The Commission is called upon to explore and publish both positive effects and drawbacks derived from labour mobility for the host and home countries and the EU, from a socio-economic and geographical cohesion point of view, highlighting consequences such as: economical losses, increased undeclared work and abusive working conditions due to unclear legal situation when transitionary measures are in place, lack of awareness of rights among EU citizens and the outcomes due to delayed actions by Member States to integrate EU workers from the 2004 and 2007 integration wave.
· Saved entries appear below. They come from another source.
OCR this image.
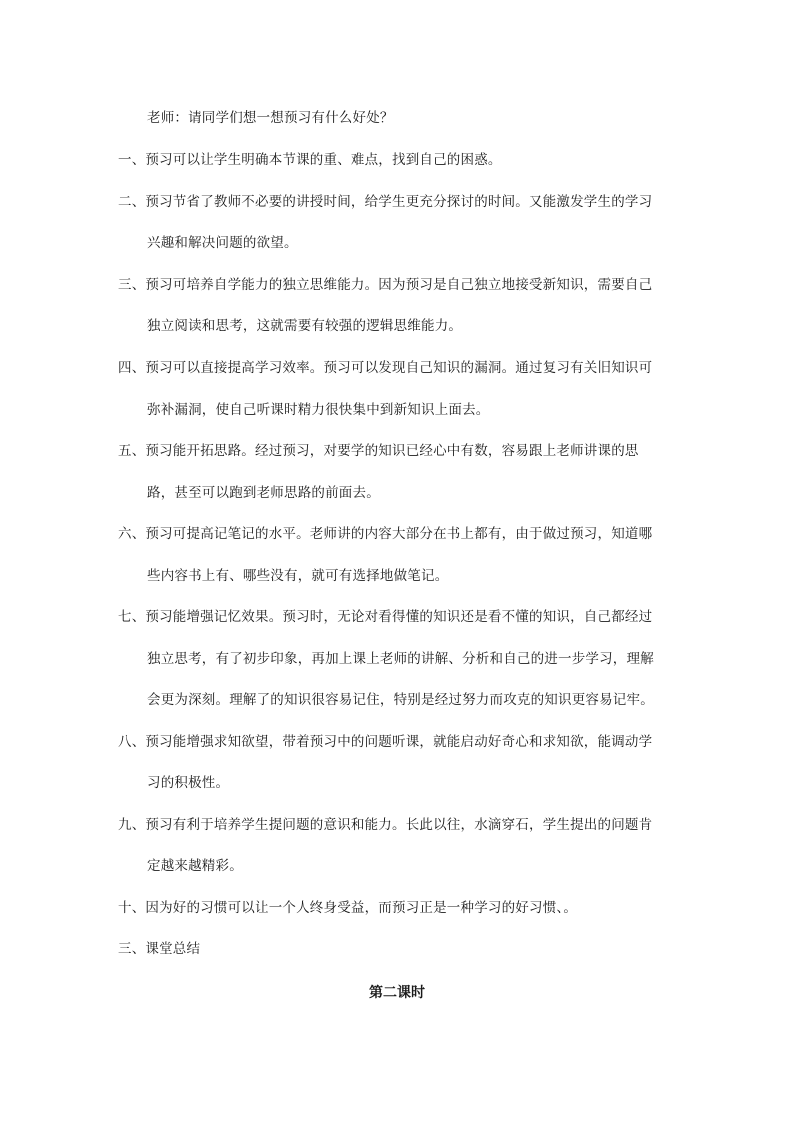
老师：请同学们想一想预习有什么好处？
一、预习可以让学生明确本节课的重、难点，找到自己的困惑。
二、预习节省了教师不必要的讲授时间，给学生更充分探讨的时间。又能激发学生的学习
兴趣和解决问题的欲望。
三、预习可培养自学能力的独立思维能力。因为预习是自己独立地接受新知识，需要自己
独立阅读和思考，这就需要有较强的逻辑思维能力。
四、预习可以直接提高学习效率。预习可以发现自己知识的漏洞。通过复习有关旧知识可
弥补漏洞，使自己听课时精力很快集中到新知识上面去。
五、预习能开拓思路。经过预习，对要学的知识已经心中有数，容易跟上老师讲课的思
路，甚至可以跑到老师思路的前面去。
六、预习可提高记笔记的水平。老师讲的内容大部分在书上都有，由于做过预习，知道哪
些内容书上有、哪些没有，就可有选择地做笔记。
七、预习能增强记忆效果。预习时，无论对看得懂的知识还是看不懂的知识，自己都经过
独立思考，有了初步印象，再加上课上老师的讲解、分析和自己的进一步学习，理解
会更为深刻。理解了的知识很容易记住，特别是经过努力而攻克的知识更容易记牢。
八、预习能增强求知欲望，带着预习中的问题听课，就能启动好奇心和求知欲，能调动学
习的积极性。
九、预习有利于培养学生提问题的意识和能力。长此以往，水滴穿石，学生提出的问题肯
定越来越精彩。
十、因为好的习惯可以让一个人终身受益，而预习正是一种学习的好习惯、。
三、课堂总结
第二课时
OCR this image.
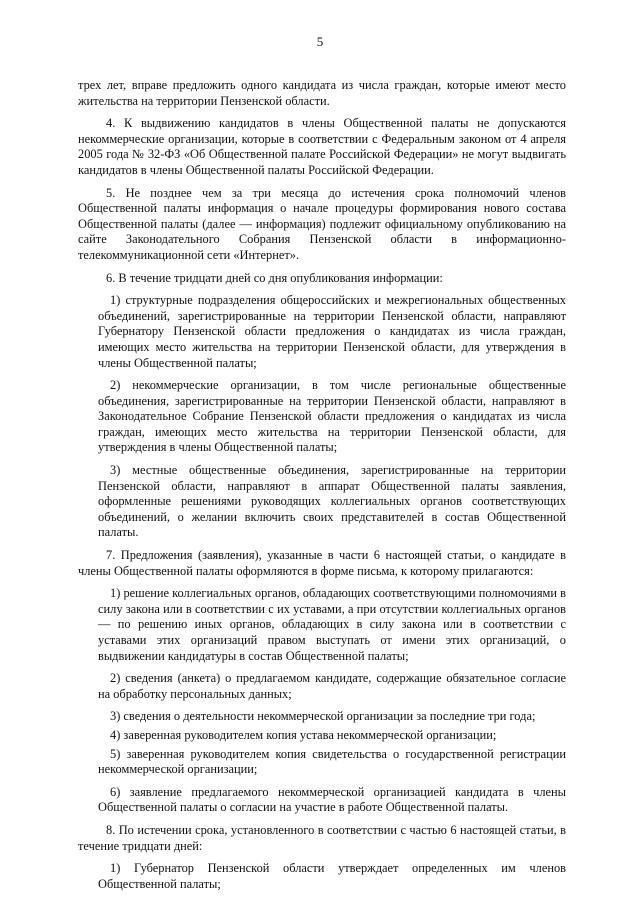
5

трех лет, вправе предложить одного кандидата из числа граждан, которые имеют место жительства на территории Пензенской области.

4. К выдвижению кандидатов в члены Общественной палаты не допускаются некоммерческие организации, которые в соответствии с Федеральным законом от 4 апреля 2005 года № 32-ФЗ «Об Общественной палате Российской Федерации» не могут выдвигать кандидатов в члены Общественной палаты Российской Федерации.

5. Не позднее чем за три месяца до истечения срока полномочий членов Общественной палаты информация о начале процедуры формирования нового состава Общественной палаты (далее — информация) подлежит официальному опубликованию на сайте Законодательного Собрания Пензенской области в информационно-телекоммуникационной сети «Интернет».

6. В течение тридцати дней со дня опубликования информации:

1) структурные подразделения общероссийских и межрегиональных общественных объединений, зарегистрированные на территории Пензенской области, направляют Губернатору Пензенской области предложения о кандидатах из числа граждан, имеющих место жительства на территории Пензенской области, для утверждения в члены Общественной палаты;

2) некоммерческие организации, в том числе региональные общественные объединения, зарегистрированные на территории Пензенской области, направляют в Законодательное Собрание Пензенской области предложения о кандидатах из числа граждан, имеющих место жительства на территории Пензенской области, для утверждения в члены Общественной палаты;

3) местные общественные объединения, зарегистрированные на территории Пензенской области, направляют в аппарат Общественной палаты заявления, оформленные решениями руководящих коллегиальных органов соответствующих объединений, о желании включить своих представителей в состав Общественной палаты.

7. Предложения (заявления), указанные в части 6 настоящей статьи, о кандидате в члены Общественной палаты оформляются в форме письма, к которому прилагаются:

1) решение коллегиальных органов, обладающих соответствующими полномочиями в силу закона или в соответствии с их уставами, а при отсутствии коллегиальных органов — по решению иных органов, обладающих в силу закона или в соответствии с уставами этих организаций правом выступать от имени этих организаций, о выдвижении кандидатуры в состав Общественной палаты;

2) сведения (анкета) о предлагаемом кандидате, содержащие обязательное согласие на обработку персональных данных;

3) сведения о деятельности некоммерческой организации за последние три года;

4) заверенная руководителем копия устава некоммерческой организации;

5) заверенная руководителем копия свидетельства о государственной регистрации некоммерческой организации;

6) заявление предлагаемого некоммерческой организацией кандидата в члены Общественной палаты о согласии на участие в работе Общественной палаты.

8. По истечении срока, установленного в соответствии с частью 6 настоящей статьи, в течение тридцати дней:

1) Губернатор Пензенской области утверждает определенных им членов Общественной палаты;
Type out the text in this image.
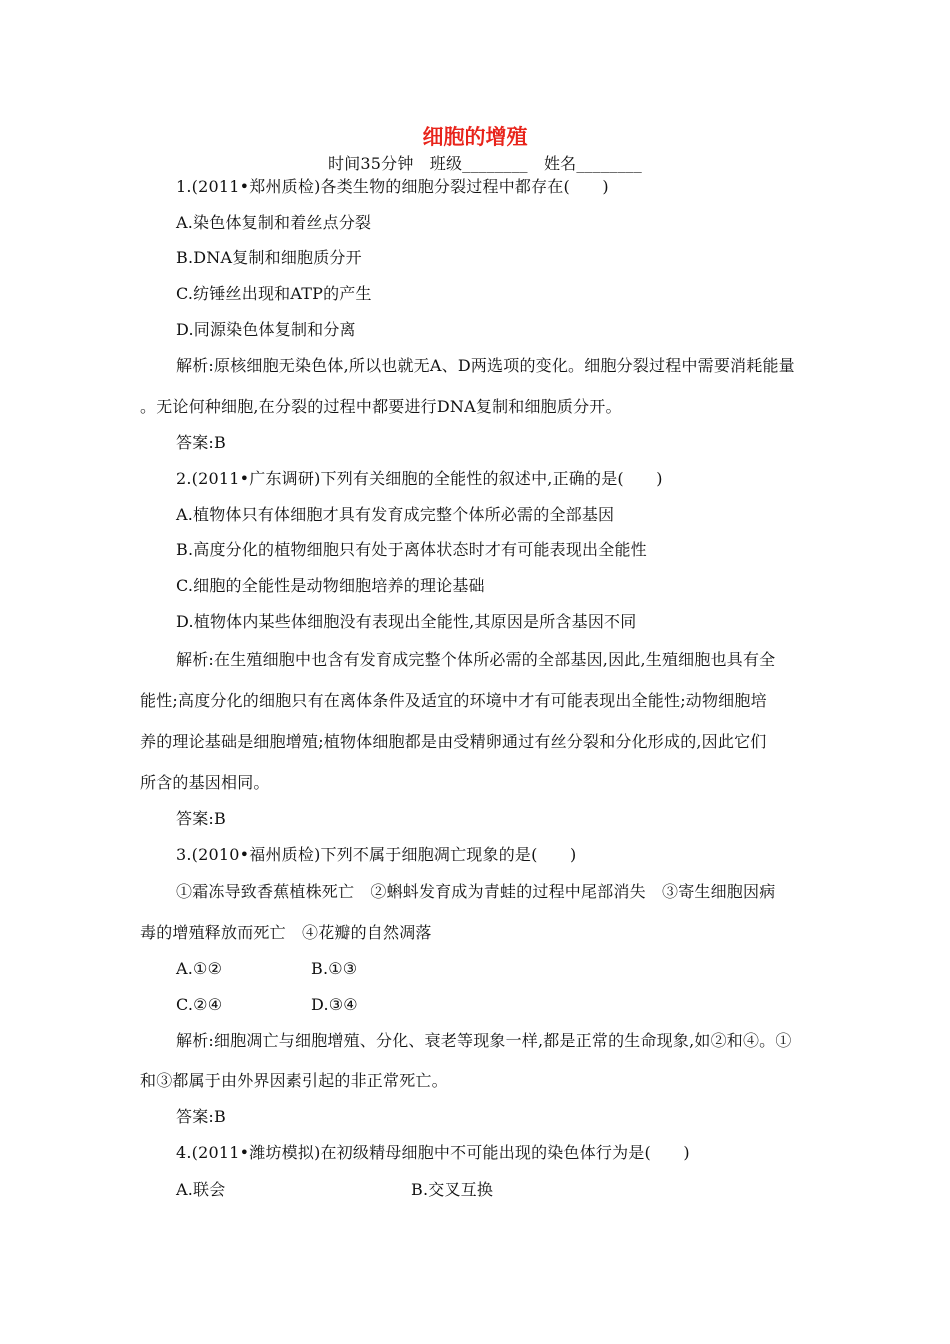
细胞的增殖
时间35分钟　班级________　姓名________
1.(2011•郑州质检)各类生物的细胞分裂过程中都存在(　　)
A.染色体复制和着丝点分裂
B.DNA复制和细胞质分开
C.纺锤丝出现和ATP的产生
D.同源染色体复制和分离
解析:原核细胞无染色体,所以也就无A、D两选项的变化。细胞分裂过程中需要消耗能量
。无论何种细胞,在分裂的过程中都要进行DNA复制和细胞质分开。
答案:B
2.(2011•广东调研)下列有关细胞的全能性的叙述中,正确的是(　　)
A.植物体只有体细胞才具有发育成完整个体所必需的全部基因
B.高度分化的植物细胞只有处于离体状态时才有可能表现出全能性
C.细胞的全能性是动物细胞培养的理论基础
D.植物体内某些体细胞没有表现出全能性,其原因是所含基因不同
解析:在生殖细胞中也含有发育成完整个体所必需的全部基因,因此,生殖细胞也具有全
能性;高度分化的细胞只有在离体条件及适宜的环境中才有可能表现出全能性;动物细胞培
养的理论基础是细胞增殖;植物体细胞都是由受精卵通过有丝分裂和分化形成的,因此它们
所含的基因相同。
答案:B
3.(2010•福州质检)下列不属于细胞凋亡现象的是(　　)
①霜冻导致香蕉植株死亡　②蝌蚪发育成为青蛙的过程中尾部消失　③寄生细胞因病
毒的增殖释放而死亡　④花瓣的自然凋落
A.①②	B.①③
C.②④	D.③④
解析:细胞凋亡与细胞增殖、分化、衰老等现象一样,都是正常的生命现象,如②和④。①
和③都属于由外界因素引起的非正常死亡。
答案:B
4.(2011•潍坊模拟)在初级精母细胞中不可能出现的染色体行为是(　　)
A.联会	B.交叉互换
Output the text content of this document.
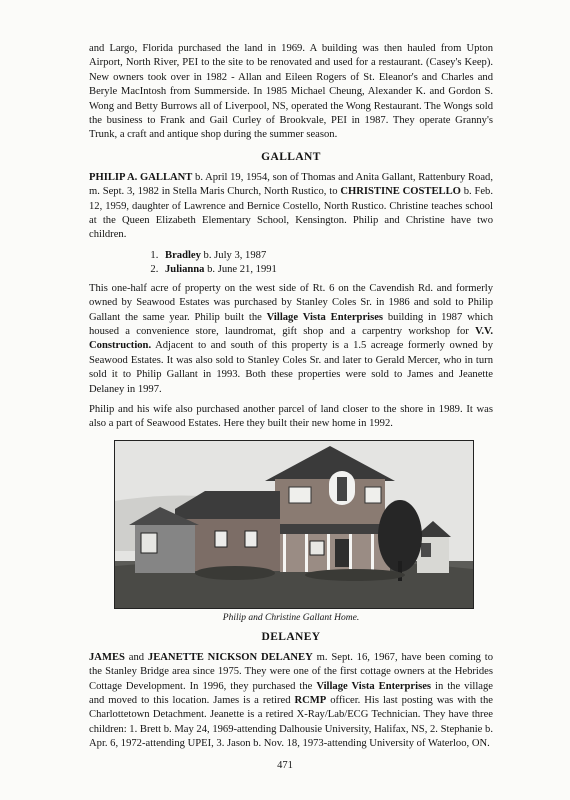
and Largo, Florida purchased the land in 1969. A building was then hauled from Upton Airport, North River, PEI to the site to be renovated and used for a restaurant. (Casey's Keep). New owners took over in 1982 - Allan and Eileen Rogers of St. Eleanor's and Charles and Beryle MacIntosh from Summerside. In 1985 Michael Cheung, Alexander K. and Gordon S. Wong and Betty Burrows all of Liverpool, NS, operated the Wong Restaurant. The Wongs sold the business to Frank and Gail Curley of Brookvale, PEI in 1987. They operate Granny's Trunk, a craft and antique shop during the summer season.

GALLANT

PHILIP A. GALLANT b. April 19, 1954, son of Thomas and Anita Gallant, Rattenbury Road, m. Sept. 3, 1982 in Stella Maris Church, North Rustico, to CHRISTINE COSTELLO b. Feb. 12, 1959, daughter of Lawrence and Bernice Costello, North Rustico. Christine teaches school at the Queen Elizabeth Elementary School, Kensington. Philip and Christine have two children.

1. Bradley b. July 3, 1987
2. Julianna b. June 21, 1991

This one-half acre of property on the west side of Rt. 6 on the Cavendish Rd. and formerly owned by Seawood Estates was purchased by Stanley Coles Sr. in 1986 and sold to Philip Gallant the same year. Philip built the Village Vista Enterprises building in 1987 which housed a convenience store, laundromat, gift shop and a carpentry workshop for V.V. Construction. Adjacent to and south of this property is a 1.5 acreage formerly owned by Seawood Estates. It was also sold to Stanley Coles Sr. and later to Gerald Mercer, who in turn sold it to Philip Gallant in 1993. Both these properties were sold to James and Jeanette Delaney in 1997.

Philip and his wife also purchased another parcel of land closer to the shore in 1989. It was also a part of Seawood Estates. Here they built their new home in 1992.

Philip and Christine Gallant Home.
DELANEY

JAMES and JEANETTE NICKSON DELANEY m. Sept. 16, 1967, have been coming to the Stanley Bridge area since 1975. They were one of the first cottage owners at the Hebrides Cottage Development. In 1996, they purchased the Village Vista Enterprises in the village and moved to this location. James is a retired RCMP officer. His last posting was with the Charlottetown Detachment. Jeanette is a retired X-Ray/Lab/ECG Technician. They have three children: 1. Brett b. May 24, 1969-attending Dalhousie University, Halifax, NS, 2. Stephanie b. Apr. 6, 1972-attending UPEI, 3. Jason b. Nov. 18, 1973-attending University of Waterloo, ON.

471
Employment services and information of workers: Members call for developing EURES' institutional capabilities and its reinforcement of the one-stop instrument to facilitate mobility of workers and their families. They call on the Commission and Member States to take the necessary steps to make cooperation between EURES and the corresponding national public authorities more productive and effective. Parliament urges strengthening the implementation of the Council Directive 91/533/EEC on an employer's obligation to inform employees of the conditions applicable to the contract or employment relationship (so-called "Information Directive").
It invites Member States to monitor the activities of recruitment agencies more strictly in order to ensure that the rights of mobile workers are not violated or their expectations disappointed. It calls on the Commission and Member States to monitor the situation of agencies and organisations offering jobs to workers from other Member States and to detect potential illegal or black market employment, or agencies or organisations providing fictitious jobs.
Gathering skills and knowledge to become more competitive: Members take the view that active labour market policies and in particular vocational training and life-long learning, must be reinforced as they can contribute to increasing labour mobility, facilitate transitions in times of structural unemployment, and allowing workers to adapt to labour market changes. They call on the Commission and the Member States to cooperate on achieving higher comparability of school and University curriculaand education systems in the EU, through simplified mutual recognition of diplomas.
Lastly, Parliament encourages Member States to boost the participation of SMEs in lifelong learning by providing incentives for their respective employees and employers with particular emphasis on learning languages and the new technologies.